En revanche, les autres chefs du jugement sont confirmés, le conseil ayant justement apprécié les sommes à allouer au salarié à titre de dommages et intérêts pour rupture sans cause réelle et sérieuse, d'indemnité de préavis, de rappel de salaire et de congés payés, de dommages et intérêts pour préjudice moral et d'indemnité pour travail dissimulé, qui est due en application des articles L 8221-5 et L 8223-1 du code du travail compte tenu des circonstances d'espèce dont se déduit l'intention qu'a eu l'employeur de se soustraire, de manière récurrente, à ses obligations en matière de déclaration et de paiement de l'intégralité des heures travaillées.
Le jugement est également confirmé en ce qu'il a débouté le salarié de sa demande de dommages et intérêts pour préjudice financier, dont le principe et l'étendue ne sont pas caractérisés.
4) Sur les demandes au titre de l'article 700 du code de procédure civile
L'employeur, qui succombe, est condamné à payer la somme de 1 000 euros en application de l'article 700 du code de procédure civile.
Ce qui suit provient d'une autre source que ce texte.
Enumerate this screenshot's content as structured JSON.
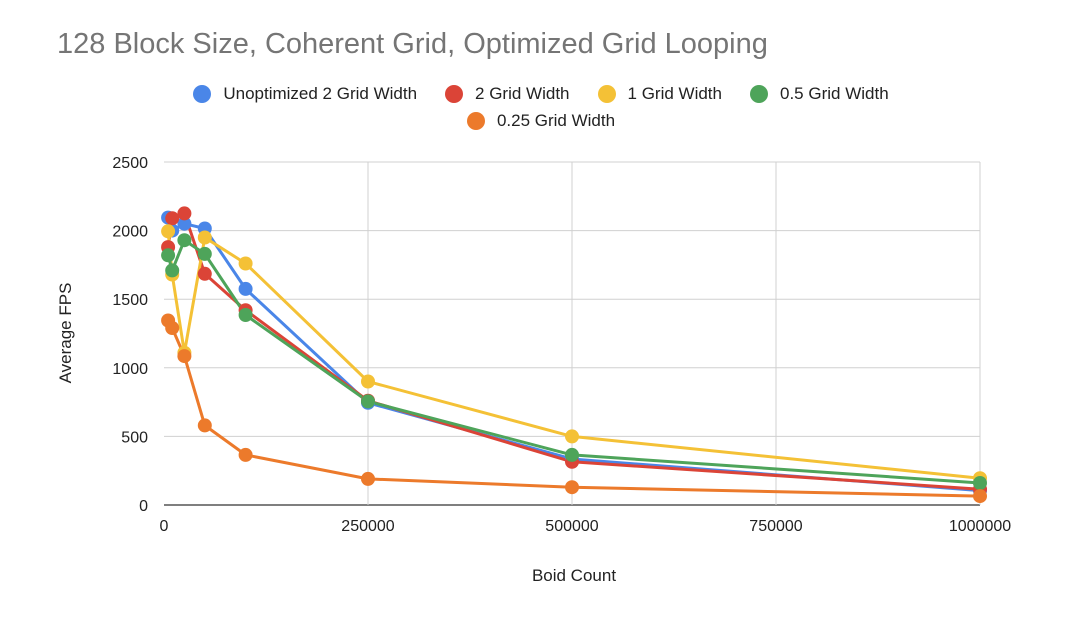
{
  "chart_data": {
    "type": "line",
    "title": "128 Block Size, Coherent Grid, Optimized Grid Looping",
    "xlabel": "Boid Count",
    "ylabel": "Average FPS",
    "xlim": [
      0,
      1000000
    ],
    "ylim": [
      0,
      2500
    ],
    "xticks": [
      "0",
      "250000",
      "500000",
      "750000",
      "1000000"
    ],
    "yticks": [
      "0",
      "500",
      "1000",
      "1500",
      "2000",
      "2500"
    ],
    "grid": true,
    "legend_position": "top",
    "series": [
      {
        "name": "Unoptimized 2 Grid Width",
        "color": "#4a86e8",
        "points": [
          [
            5000,
            2095
          ],
          [
            10000,
            2000
          ],
          [
            25000,
            2050
          ],
          [
            50000,
            2015
          ],
          [
            100000,
            1575
          ],
          [
            250000,
            745
          ],
          [
            500000,
            335
          ],
          [
            1000000,
            105
          ]
        ]
      },
      {
        "name": "2 Grid Width",
        "color": "#db4437",
        "points": [
          [
            5000,
            1880
          ],
          [
            10000,
            2090
          ],
          [
            25000,
            2125
          ],
          [
            50000,
            1685
          ],
          [
            100000,
            1420
          ],
          [
            250000,
            760
          ],
          [
            500000,
            315
          ],
          [
            1000000,
            115
          ]
        ]
      },
      {
        "name": "1 Grid Width",
        "color": "#f4c136",
        "points": [
          [
            5000,
            1995
          ],
          [
            10000,
            1680
          ],
          [
            25000,
            1110
          ],
          [
            50000,
            1950
          ],
          [
            100000,
            1760
          ],
          [
            250000,
            900
          ],
          [
            500000,
            500
          ],
          [
            1000000,
            195
          ]
        ]
      },
      {
        "name": "0.5 Grid Width",
        "color": "#4ea45a",
        "points": [
          [
            5000,
            1820
          ],
          [
            10000,
            1710
          ],
          [
            25000,
            1930
          ],
          [
            50000,
            1830
          ],
          [
            100000,
            1385
          ],
          [
            250000,
            755
          ],
          [
            500000,
            365
          ],
          [
            1000000,
            160
          ]
        ]
      },
      {
        "name": "0.25 Grid Width",
        "color": "#ec7a2b",
        "points": [
          [
            5000,
            1345
          ],
          [
            10000,
            1290
          ],
          [
            25000,
            1085
          ],
          [
            50000,
            580
          ],
          [
            100000,
            365
          ],
          [
            250000,
            190
          ],
          [
            500000,
            130
          ],
          [
            1000000,
            65
          ]
        ]
      }
    ]
  }
}
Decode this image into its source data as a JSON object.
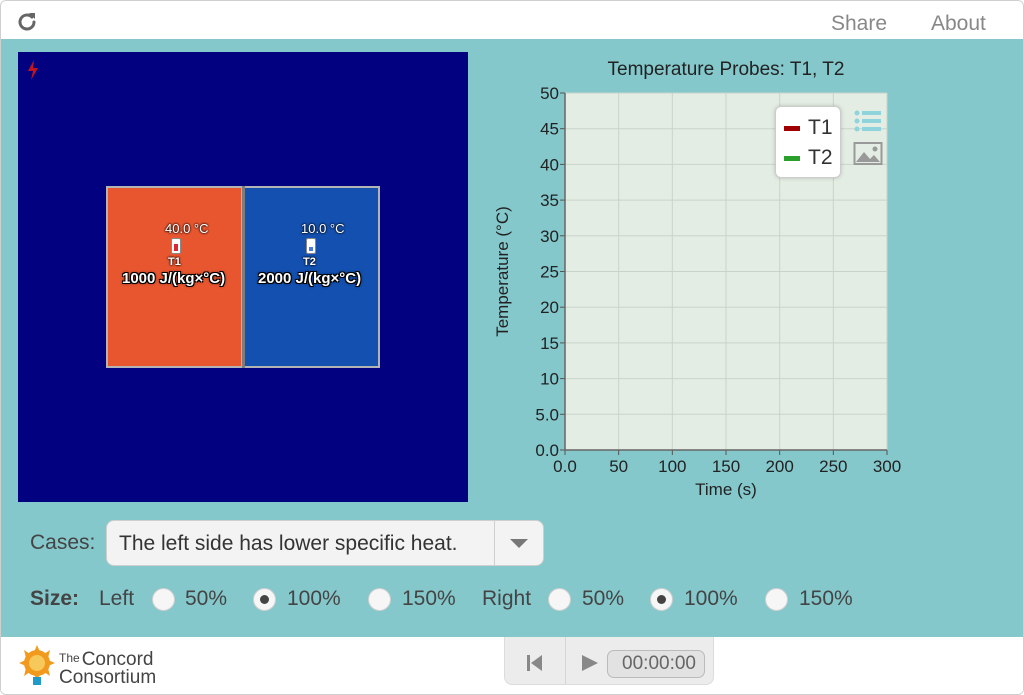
{
  "header": {
    "share_label": "Share",
    "about_label": "About"
  },
  "simulation": {
    "left_block": {
      "probe_temp": "40.0 °C",
      "probe_name": "T1",
      "specific_heat": "1000 J/(kg×°C)",
      "color": "#e8562f"
    },
    "right_block": {
      "probe_temp": "10.0 °C",
      "probe_name": "T2",
      "specific_heat": "2000 J/(kg×°C)",
      "color": "#1350b0"
    },
    "background_color": "#02017f"
  },
  "chart": {
    "title": "Temperature Probes: T1, T2",
    "xlabel": "Time (s)",
    "ylabel": "Temperature (°C)"
  },
  "chart_data": {
    "type": "line",
    "title": "Temperature Probes: T1, T2",
    "xlabel": "Time (s)",
    "ylabel": "Temperature (°C)",
    "xlim": [
      0,
      300
    ],
    "ylim": [
      0,
      50
    ],
    "x_ticks": [
      "0.0",
      "50",
      "100",
      "150",
      "200",
      "250",
      "300"
    ],
    "y_ticks": [
      "0.0",
      "5.0",
      "10",
      "15",
      "20",
      "25",
      "30",
      "35",
      "40",
      "45",
      "50"
    ],
    "grid": true,
    "legend_position": "top-right",
    "series": [
      {
        "name": "T1",
        "color": "#a00000",
        "x": [],
        "y": []
      },
      {
        "name": "T2",
        "color": "#2ca02c",
        "x": [],
        "y": []
      }
    ]
  },
  "controls": {
    "cases_label": "Cases:",
    "cases_value": "The left side has lower specific heat.",
    "size_label": "Size:",
    "left_label": "Left",
    "right_label": "Right",
    "left_options": [
      "50%",
      "100%",
      "150%"
    ],
    "right_options": [
      "50%",
      "100%",
      "150%"
    ],
    "left_selected": "100%",
    "right_selected": "100%"
  },
  "footer": {
    "logo_the": "The",
    "logo_line1": "Concord",
    "logo_line2": "Consortium",
    "time": "00:00:00"
  },
  "icons": {
    "reload": "reload-icon",
    "bolt": "lightning-icon",
    "legend_toggle": "list-icon",
    "snapshot": "image-icon",
    "reset": "reset-icon",
    "play": "play-icon"
  }
}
Sa demande formée au titre de cet article est quant à elle rejetée.
5) Sur les dépens
M. [G] [L], qui succombe, est condamné aux dépens.
PAR CES MOTIFS,
La cour, statuant publiquement et contradictoirement, après en avoir délibéré conformément à la loi,
Juge recevable la demande formée par M. [G] [L] tendant à l'infirmation du 'jugement pour le reste' ;
Rejette la demande, formée par la société Saint Pierre Auto, de nullité de la requête reçue le 18 décembre 2019 par le conseil de prud'hommes de Charleville-Mézières ;
Juge recevable la demande formée par M. [G] [L] tendant à ce que soit prononcée la résiliation judiciaire du contrat de travail ;
Infirme le jugement en ce qu'il a condamné la société Saint Pierre Auto à payer à M. [G] [L] la somme de 13 332, 72 euros à titre de rappel de salaire pour heures supplémentaires et la somme de 1 333, 27 euros au titre des congés payés afférents ;
Confirme le jugement pour le surplus ;
Statuant à nouveau,
Condamne la société Saint Pierre Auto à payer à M. [G] [L] :
- la somme de 6 622, 66 euros à titre de rappel de salaire pour heures supplémentaires ;
- la somme de 662, 26 euros au titre des congés payés afférents ;
Condamne la société Saint Pierre Auto à payer à M. [G] [L] la somme de 1 000 euros en application de l'article 700 du code de procédure civile ;
Déboute les parties du surplus de leurs demandes ;
Condamne la société Saint Pierre Auto aux dépens.